20 de junho de 2020

Abraham vai tarde

Abraham vai tarde

A passagem de Abraham Weintraub pelo Ministério da Educação, ao contrário do que se pensa, não foi um tempo apenas de ausência de projetos, mas, antes de tudo, um tempo de destruição.

A ausência de projetos já seria por si só um problema, porém era o problema que apenas escondia uma estratégia para emperrar uma engrenagem que molda o futuro de uma Nação. A educação, que diariamente enfrenta muitos desafios, teve de lidar com o discurso ideologizado que transfere ao outro os males do próprio intento.

Contabilizam-se inúmeros ataques a universidades, colecionam-se incompreensões da realidade, shows para o Twitter, usos equivocados da língua, provocações. Com um discurso lacrador e adolescente, o ex-ministro demonstrou que as únicas prerrogativas que o levaram ao cargo foram ser olavista e puxa-saco.

O papel de articulador da tecitura  educacional durante a pandemia ficou esquecido por trás das declarações antidemocráticas e do pensamento de que, para ser brasileiro, é preciso encaixar-se num padrão que não abriga a diversidade presente no território nacional. Urgem a inclusão digital e as discussões sobre o Fundeb, mas as fantasias sobre plantações de canabis nos quintais das universidades públicas, reconhecidamente instituições de excelência, procuravam minimizar as desigualdades presentes no âmbito da educação.

A ilusão meritocrática pretende culpar professores pelas diferenças abissais de oportunidades que dividem injustamente os alunos. Não seria a cartilha Caminho Suave nem os livros revisionistas prometidos para os próximos anos, que promoveriam as transformações desejadas. Seriam apenas mais cortinas de fumaça, como tantas outras, que desviaram nossa atenção.

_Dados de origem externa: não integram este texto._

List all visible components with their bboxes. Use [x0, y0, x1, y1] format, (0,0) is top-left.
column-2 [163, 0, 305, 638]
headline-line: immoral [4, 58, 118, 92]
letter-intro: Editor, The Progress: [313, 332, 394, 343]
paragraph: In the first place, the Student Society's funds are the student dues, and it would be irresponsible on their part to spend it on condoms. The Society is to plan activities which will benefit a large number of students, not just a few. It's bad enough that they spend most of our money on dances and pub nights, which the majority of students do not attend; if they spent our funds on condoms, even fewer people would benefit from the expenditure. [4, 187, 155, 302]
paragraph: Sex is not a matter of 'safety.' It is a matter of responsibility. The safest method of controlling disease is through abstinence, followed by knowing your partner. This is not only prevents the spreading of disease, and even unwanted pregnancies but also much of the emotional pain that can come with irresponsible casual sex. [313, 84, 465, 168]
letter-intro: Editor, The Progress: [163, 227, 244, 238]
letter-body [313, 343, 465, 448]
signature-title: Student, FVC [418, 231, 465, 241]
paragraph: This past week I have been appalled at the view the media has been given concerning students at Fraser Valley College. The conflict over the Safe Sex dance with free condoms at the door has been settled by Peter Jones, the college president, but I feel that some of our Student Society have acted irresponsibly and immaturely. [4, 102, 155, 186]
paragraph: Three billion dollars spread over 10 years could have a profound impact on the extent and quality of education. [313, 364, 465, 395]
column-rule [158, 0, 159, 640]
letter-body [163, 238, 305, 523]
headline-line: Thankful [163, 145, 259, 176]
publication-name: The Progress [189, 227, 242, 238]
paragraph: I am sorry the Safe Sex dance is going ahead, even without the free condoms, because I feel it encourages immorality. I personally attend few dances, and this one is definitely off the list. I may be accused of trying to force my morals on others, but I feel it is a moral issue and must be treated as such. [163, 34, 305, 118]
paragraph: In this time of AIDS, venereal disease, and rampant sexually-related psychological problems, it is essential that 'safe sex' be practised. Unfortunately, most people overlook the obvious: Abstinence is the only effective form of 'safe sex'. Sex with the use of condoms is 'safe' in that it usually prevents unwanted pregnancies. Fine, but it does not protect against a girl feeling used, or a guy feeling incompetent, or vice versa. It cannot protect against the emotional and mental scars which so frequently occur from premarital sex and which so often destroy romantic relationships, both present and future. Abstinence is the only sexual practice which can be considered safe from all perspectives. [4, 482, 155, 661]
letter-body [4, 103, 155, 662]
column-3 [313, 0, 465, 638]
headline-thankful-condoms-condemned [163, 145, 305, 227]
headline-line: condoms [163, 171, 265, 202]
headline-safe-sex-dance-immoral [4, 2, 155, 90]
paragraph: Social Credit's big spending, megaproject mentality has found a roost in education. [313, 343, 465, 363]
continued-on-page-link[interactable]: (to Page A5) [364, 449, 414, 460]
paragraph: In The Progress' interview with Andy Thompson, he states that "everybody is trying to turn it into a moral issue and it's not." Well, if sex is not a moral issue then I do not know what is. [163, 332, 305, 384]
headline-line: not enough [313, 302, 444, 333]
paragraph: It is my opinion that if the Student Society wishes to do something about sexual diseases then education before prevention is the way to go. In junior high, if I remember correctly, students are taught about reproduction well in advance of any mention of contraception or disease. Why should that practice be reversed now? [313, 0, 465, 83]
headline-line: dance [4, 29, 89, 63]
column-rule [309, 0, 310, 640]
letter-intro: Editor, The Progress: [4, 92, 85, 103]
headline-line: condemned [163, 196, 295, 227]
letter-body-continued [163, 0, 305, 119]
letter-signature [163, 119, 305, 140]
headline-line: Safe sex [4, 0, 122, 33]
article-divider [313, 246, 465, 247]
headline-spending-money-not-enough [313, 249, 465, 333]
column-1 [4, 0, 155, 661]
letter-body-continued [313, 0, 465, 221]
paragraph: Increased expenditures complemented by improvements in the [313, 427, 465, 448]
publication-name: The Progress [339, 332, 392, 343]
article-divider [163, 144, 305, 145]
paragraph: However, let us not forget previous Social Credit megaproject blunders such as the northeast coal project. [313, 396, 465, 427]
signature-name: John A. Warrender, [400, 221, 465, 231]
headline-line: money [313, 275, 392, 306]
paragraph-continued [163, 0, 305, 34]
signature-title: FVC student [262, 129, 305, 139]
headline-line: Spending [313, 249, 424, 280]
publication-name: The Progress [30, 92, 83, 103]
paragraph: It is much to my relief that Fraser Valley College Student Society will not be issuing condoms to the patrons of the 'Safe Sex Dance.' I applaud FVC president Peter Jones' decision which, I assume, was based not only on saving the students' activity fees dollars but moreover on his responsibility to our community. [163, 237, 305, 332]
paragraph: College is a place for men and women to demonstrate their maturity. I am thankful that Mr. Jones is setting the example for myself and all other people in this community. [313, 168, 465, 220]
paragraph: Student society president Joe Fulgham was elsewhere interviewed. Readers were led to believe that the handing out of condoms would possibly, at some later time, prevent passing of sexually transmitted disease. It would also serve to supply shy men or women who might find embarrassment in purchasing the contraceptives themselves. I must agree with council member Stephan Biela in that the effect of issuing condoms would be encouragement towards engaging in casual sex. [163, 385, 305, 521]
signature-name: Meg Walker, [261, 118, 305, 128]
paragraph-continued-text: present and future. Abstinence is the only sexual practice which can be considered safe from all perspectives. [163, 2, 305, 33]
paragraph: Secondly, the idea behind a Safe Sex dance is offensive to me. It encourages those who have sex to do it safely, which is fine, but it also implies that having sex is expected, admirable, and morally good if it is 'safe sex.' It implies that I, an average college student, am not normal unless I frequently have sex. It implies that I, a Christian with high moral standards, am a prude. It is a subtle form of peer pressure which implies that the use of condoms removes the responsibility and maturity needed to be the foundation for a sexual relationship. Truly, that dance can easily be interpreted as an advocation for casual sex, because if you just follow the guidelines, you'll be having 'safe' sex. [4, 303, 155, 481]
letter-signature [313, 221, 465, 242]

Arrasados com as nefastas declarações da reunião ministerial, esperávamos a exoneração do fanfarrão, contudo receosos, já que nesta aventura que representa o governo, o que é ruim sempre pode piorar.

14 de junho de 2020

As Lives de Jair


O eleitorado de Jair precisa ser alimentado o tempo todo com o ódio aos inimigos imaginários: o comunismo, os ex-aliados, qualquer um que contrarie as ideias do Mi(n)to, as minorias. 

Jair foi um acidente. Todo brasileiro com o mínimo de consciência republicana e espírito democrático é capaz de perceber que a eleição desta caricatura foi um desvio de percurso.

Jair não entende de economia nem de coisa nenhuma importante para o crescimento da Nação, é completamente despreparado; vilipendia a democracia ao admirar ditadores; fere os direitos humanos ao cultuar torturadores; afronta o Estado laico ao impor a prevalência de um credo; atropela conquistas democráticas ao negar direitos civis; particulariza o que é público; nega a beleza da diversidade; personaliza o interesse público ao beneficiar a família e os amigos; institucionaliza a violência; apequena a soberania ao submeter-se ao Tio Sam voluntariamente; interpreta conforme a conveniência a Constituição.

Apesar de tudo isso, o ódio funciona como uma venda, e o Bolsonarismo raiz permanece no apoio e radicaliza as ações na mesma medida em que o presidente leva o discurso ao extremo. É como funcionam as transmissões ao vivo. O apogeu do absurdo a serviço da distorção da realidade e da manipulação 

Nessa quinta-feira, assistimos estupefatos ao mandatário incentivar o eleitorado a entrar em hospitais e filmar leitos vazios, a fim de confirmar a narrativa da gripezinha e do falso benefício do contágio de rebanho. Apesar de a referência ser constantemente depreciativa, refiro-me aqui ao termo técnico, da corrente que defende o contágio em larga escala para o desenvolvimento de imunidade, mas que expõe a uma letalidade insustentável.

O presidente ainda demonstra a intimidade com a Polícia Federal, quando citou a possibilidade de um contato direto para enviar os vídeos que chegariam com leitos vazios e que contribuiriam com o discurso de que a pandemia é uma fantasia. Os protocolos dos processos legais parecem alegorias dispensáveis, na distopia na qual nos transformamos.

Mas e daí?

O que importa é manter o absurdo, banalizar o mal até que nada disso possa surpreender o cidadão comum, aquele que apenas tenta sobreviver à fome e às crises fabricadas a cada dia por quem só se importa com o próprio umbigo e que poderá, no turbilhão, aceitar a opressão e a morte.

Ainda aguardo uma visita aos hospitais, mesmo que seja uma passada fiscalizadora, ainda espero da suposta liderança um aceno de solidariedade a tantas perdas, massificadas nas estatísticas frias, quando minimizam as histórias da poesia gerada por cada vida enredada no cotidiano rico da individualidade múltipla das famílias que sofrem com o adeus silencioso.